Milepost 554
This is Part IV of my NKP 1000 Series caboose kitbash article.
When we picked up the bulk caboose kits for these projects, the person who had them did mention that there were some parts that were not available. Among them were the square handrails for the caboose ends... both the ones that fit on the body and on the car's end itself. So again, grabbing the leftover parts of the caboose body, I made a little bending jig for the railings. I simply glued a hefty block of plastic stock right where the bend needed to be made. To use it, I first bent the end of the wire 90° and put the small end in the hole near the door. I then bent it around the block of plastic and then down through the second hole at the bottom of the casting that I had "daylighted." While I wouldn't use this for bending a whole lot of these parts, it worked fine for the four that I needed.
There is plenty of extra wire to bend the railings for the car's ends. I did cheat here a bit by making one railing per end instead of two. You could make two to be a bit more prototypic or you could even paint the center section black after the yellow to make it less noticeable. The rest of the railings need to be painted yellow so I made very small slits into the bottom of a model box and stuck each railing piece into one. A few shots of gray primer followed by the yellow paint made short work of those railings. Let these dry for several days as the paint will come off rather easily if it isn't cured.
It's paint shop time so I masked off the parts of the cars that needed to be protected, mainly the interior of the car body and the middle of the floor casting. Don't forget the doors on either end of the car. At this time, I also drilled small holes for the marker lights and installed them into the sides of the cupola. I then hit everything with some gray primer followed by the final color... red for the car & cupola and black for the roof. Again, I was lazy and chose rattle cans over the airbrush. I've found that with a little care, one can get very acceptable results with the rattle cans. And clean-up is much easier than with the airbrush. But suit yourself on this one. As soon as you can safely remove the masking tape, do so and then let the parts dry for a few days.
Call me lucky... call me really lucky but I still have a working ALPS printer so I'm able to almost always print my own decals. I measured the height and the width of the "High Speed Service" stripe and laid that out in a program I've used for many years called Paint Shop Pro. It is a Photoshop knock-off and is about one tenth of the cost of the real thing. It serves my purpose quite nicely. The "Nickel Plate" in Nickel Plate Road was a little too wide so I had to rescale and print that as well. Don't ask me about the car number... for whatever reason, 1016 sounded good to me. I applied the decals using regular decaling techniques and set them aside to dry. A soaking with Walthers Solvaset about 24 hours later really helped them snuggle down into the wood siding. Don't forget to seal them with your favorite clear overspray.

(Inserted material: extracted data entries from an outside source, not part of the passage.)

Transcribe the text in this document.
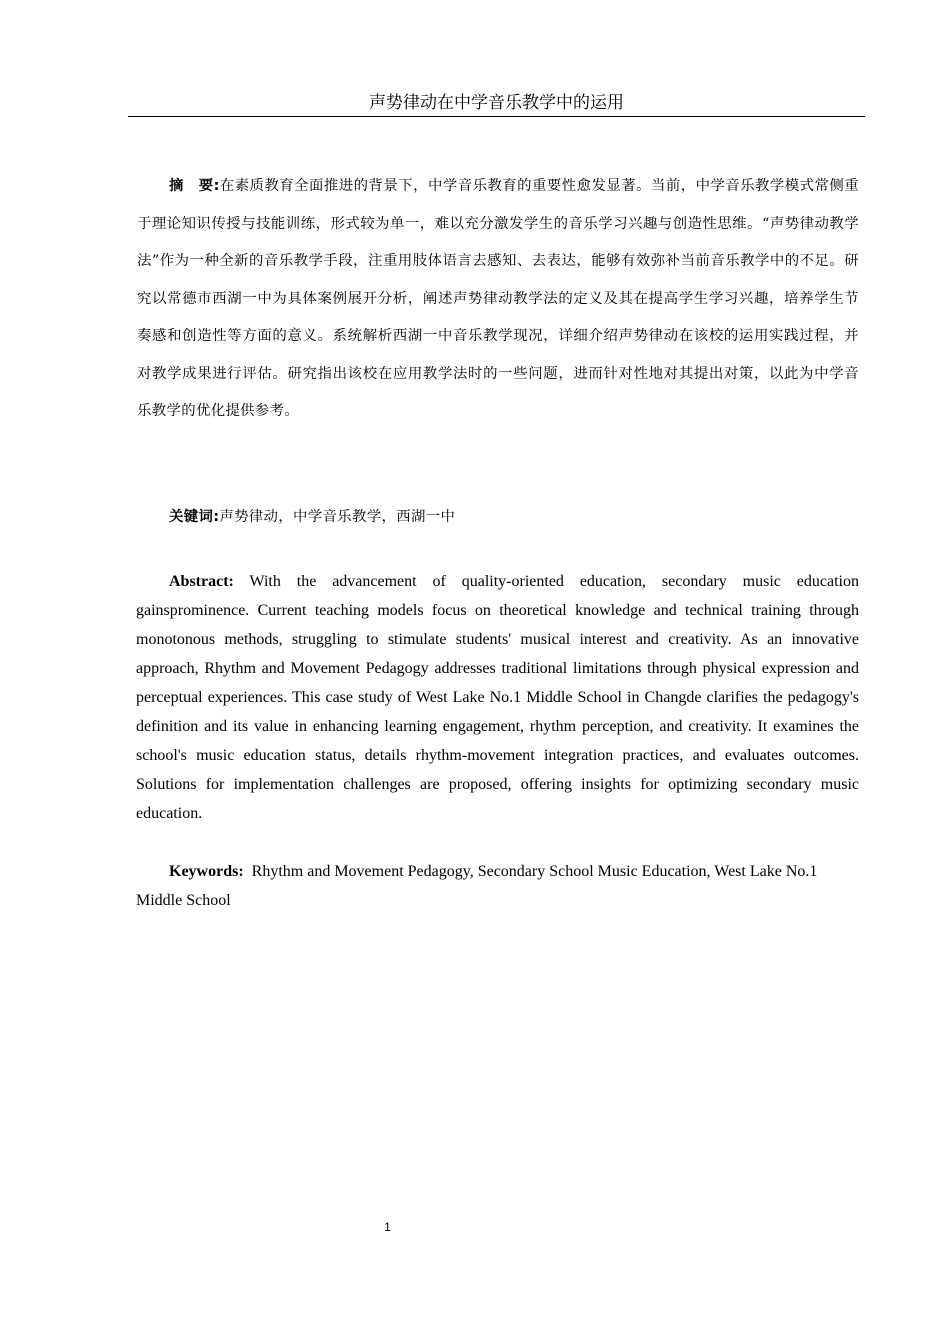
声势律动在中学音乐教学中的运用

摘　要:在素质教育全面推进的背景下，中学音乐教育的重要性愈发显著。当前，中学音乐教学模式常侧重于理论知识传授与技能训练，形式较为单一，难以充分激发学生的音乐学习兴趣与创造性思维。“声势律动教学法”作为一种全新的音乐教学手段，注重用肢体语言去感知、去表达，能够有效弥补当前音乐教学中的不足。研究以常德市西湖一中为具体案例展开分析，阐述声势律动教学法的定义及其在提高学生学习兴趣，培养学生节奏感和创造性等方面的意义。系统解析西湖一中音乐教学现况，详细介绍声势律动在该校的运用实践过程，并对教学成果进行评估。研究指出该校在应用教学法时的一些问题，进而针对性地对其提出对策，以此为中学音乐教学的优化提供参考。

关键词:声势律动，中学音乐教学，西湖一中

Abstract: With the advancement of quality-oriented education, secondary music education gainsprominence. Current teaching models focus on theoretical knowledge and technical training through monotonous methods, struggling to stimulate students' musical interest and creativity. As an innovative approach, Rhythm and Movement Pedagogy addresses traditional limitations through physical expression and perceptual experiences. This case study of West Lake No.1 Middle School in Changde clarifies the pedagogy's definition and its value in enhancing learning engagement, rhythm perception, and creativity. It examines the school's music education status, details rhythm-movement integration practices, and evaluates outcomes. Solutions for implementation challenges are proposed, offering insights for optimizing secondary music education.

Keywords: Rhythm and Movement Pedagogy, Secondary School Music Education, West Lake No.1 Middle School

1
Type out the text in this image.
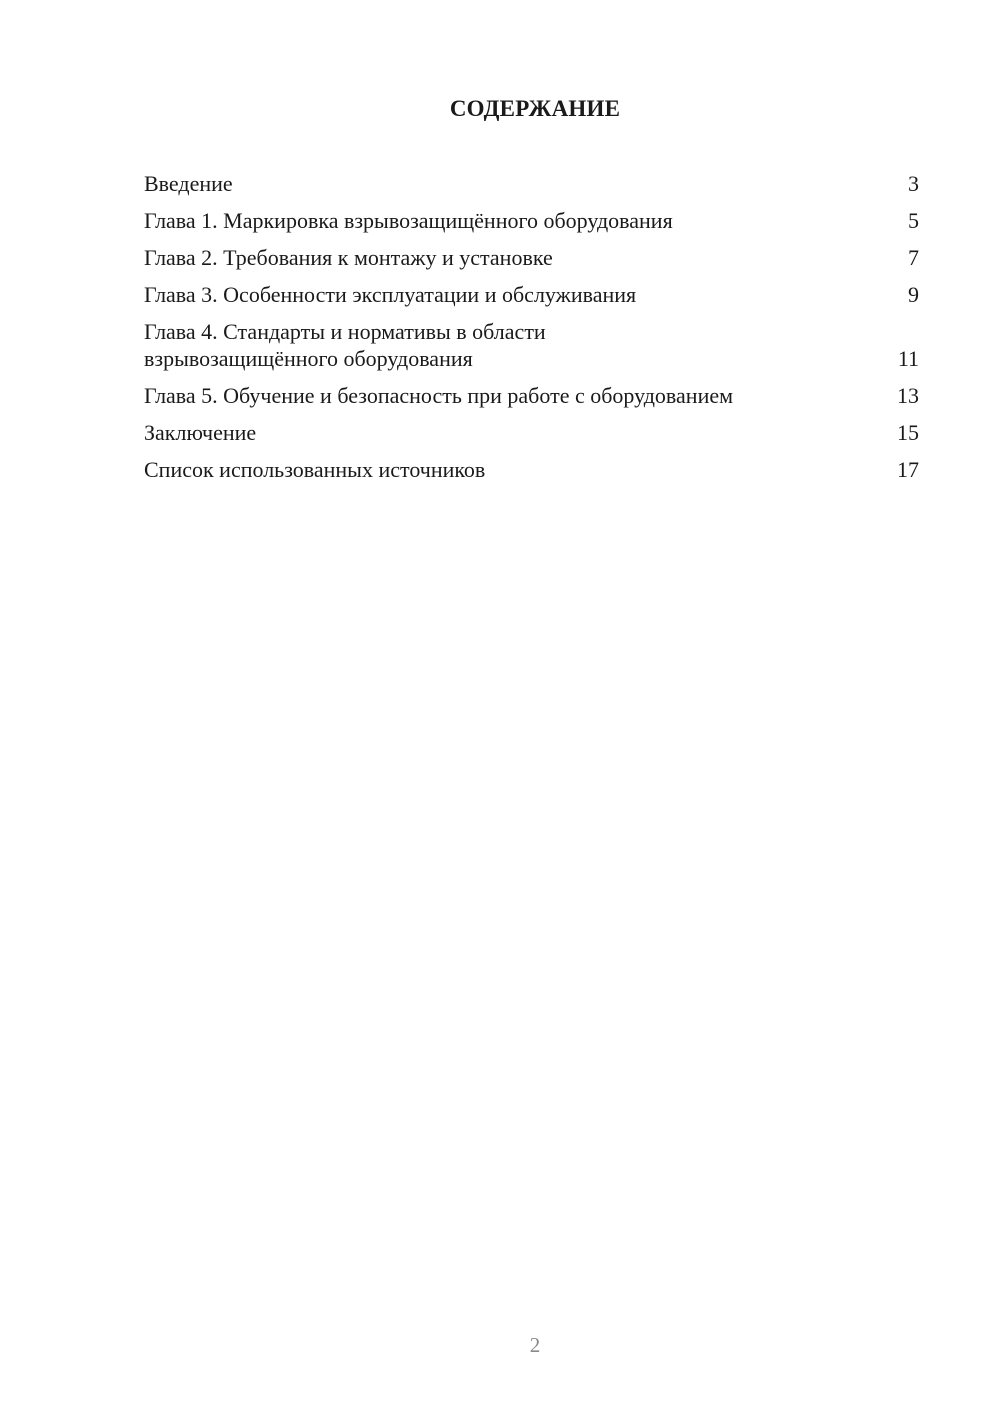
СОДЕРЖАНИЕ
Введение	3
Глава 1. Маркировка взрывозащищённого оборудования	5
Глава 2. Требования к монтажу и установке	7
Глава 3. Особенности эксплуатации и обслуживания	9
Глава 4. Стандарты и нормативы в области
взрывозащищённого оборудования	11
Глава 5. Обучение и безопасность при работе с оборудованием	13
Заключение	15
Список использованных источников	17
2
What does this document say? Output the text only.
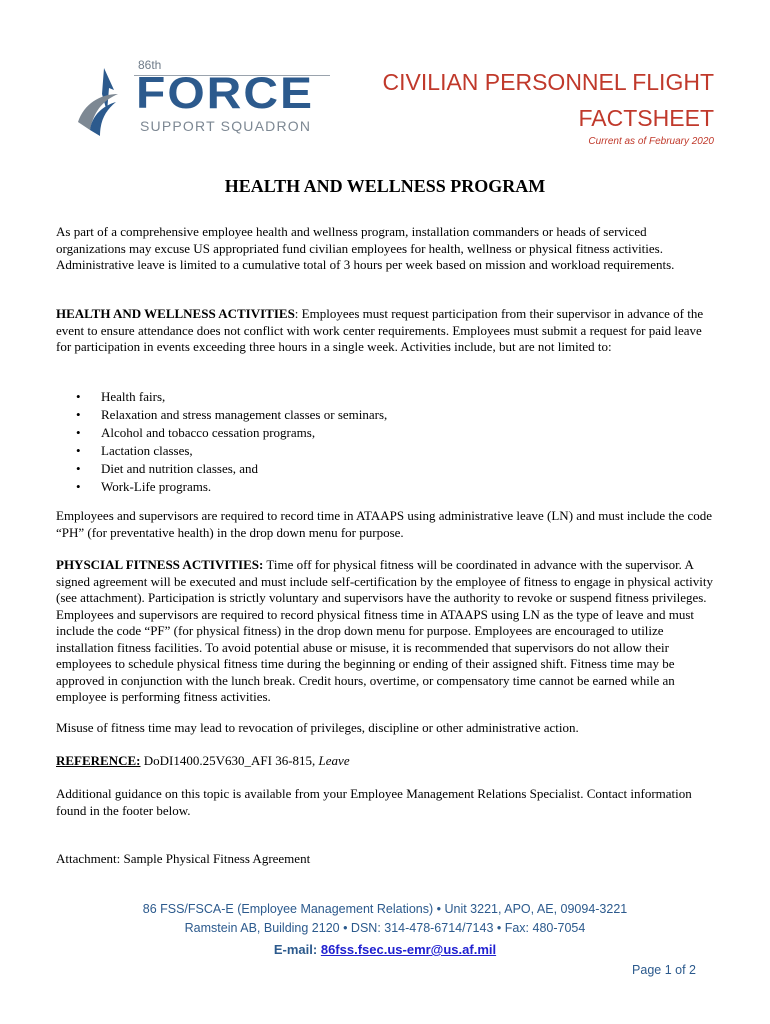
86th
FORCE
SUPPORT SQUADRON
CIVILIAN PERSONNEL FLIGHT
FACTSHEET
Current as of February 2020
HEALTH AND WELLNESS PROGRAM
As part of a comprehensive employee health and wellness program, installation commanders or heads of serviced organizations may excuse US appropriated fund civilian employees for health, wellness or physical fitness activities. Administrative leave is limited to a cumulative total of 3 hours per week based on mission and workload requirements.
HEALTH AND WELLNESS ACTIVITIES: Employees must request participation from their supervisor in advance of the event to ensure attendance does not conflict with work center requirements. Employees must submit a request for paid leave for participation in events exceeding three hours in a single week. Activities include, but are not limited to:
• Health fairs,
• Relaxation and stress management classes or seminars,
• Alcohol and tobacco cessation programs,
• Lactation classes,
• Diet and nutrition classes, and
• Work-Life programs.
Employees and supervisors are required to record time in ATAAPS using administrative leave (LN) and must include the code “PH” (for preventative health) in the drop down menu for purpose.
PHYSCIAL FITNESS ACTIVITIES: Time off for physical fitness will be coordinated in advance with the supervisor. A signed agreement will be executed and must include self-certification by the employee of fitness to engage in physical activity (see attachment). Participation is strictly voluntary and supervisors have the authority to revoke or suspend fitness privileges. Employees and supervisors are required to record physical fitness time in ATAAPS using LN as the type of leave and must include the code “PF” (for physical fitness) in the drop down menu for purpose. Employees are encouraged to utilize installation fitness facilities. To avoid potential abuse or misuse, it is recommended that supervisors do not allow their employees to schedule physical fitness time during the beginning or ending of their assigned shift. Fitness time may be approved in conjunction with the lunch break. Credit hours, overtime, or compensatory time cannot be earned while an employee is performing fitness activities.
Misuse of fitness time may lead to revocation of privileges, discipline or other administrative action.
REFERENCE: DoDI1400.25V630_AFI 36-815, Leave
Additional guidance on this topic is available from your Employee Management Relations Specialist. Contact information found in the footer below.
Attachment: Sample Physical Fitness Agreement
86 FSS/FSCA-E (Employee Management Relations) • Unit 3221, APO, AE, 09094-3221
Ramstein AB, Building 2120 • DSN: 314-478-6714/7143 • Fax: 480-7054
E-mail: 86fss.fsec.us-emr@us.af.mil
Page 1 of 2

Assembly of the roof, cupola and cabin body was easy. What turned out to be the hardest part of the whole project came next. I wasn't even sure if I was going to add the cupola bracing but Ray talked me into it. So I first shaped them from the stiff wire that came with the kits. The pieces looked good but were totally inflexible and gave me fits. I soon gave up on that idea and looked around for another solution. Hmmm... what did I have that would make the job easier?
I thought that if I had some more pliable wire, I could put it into place then "feed" it into the hole in the cupola. NOT! So I eventually shaped the braces from some soft copper wire, installed them on the car side then carefully cut them to just the exact length to just fit into the hole in the cupola. A small drop of CA held them in place.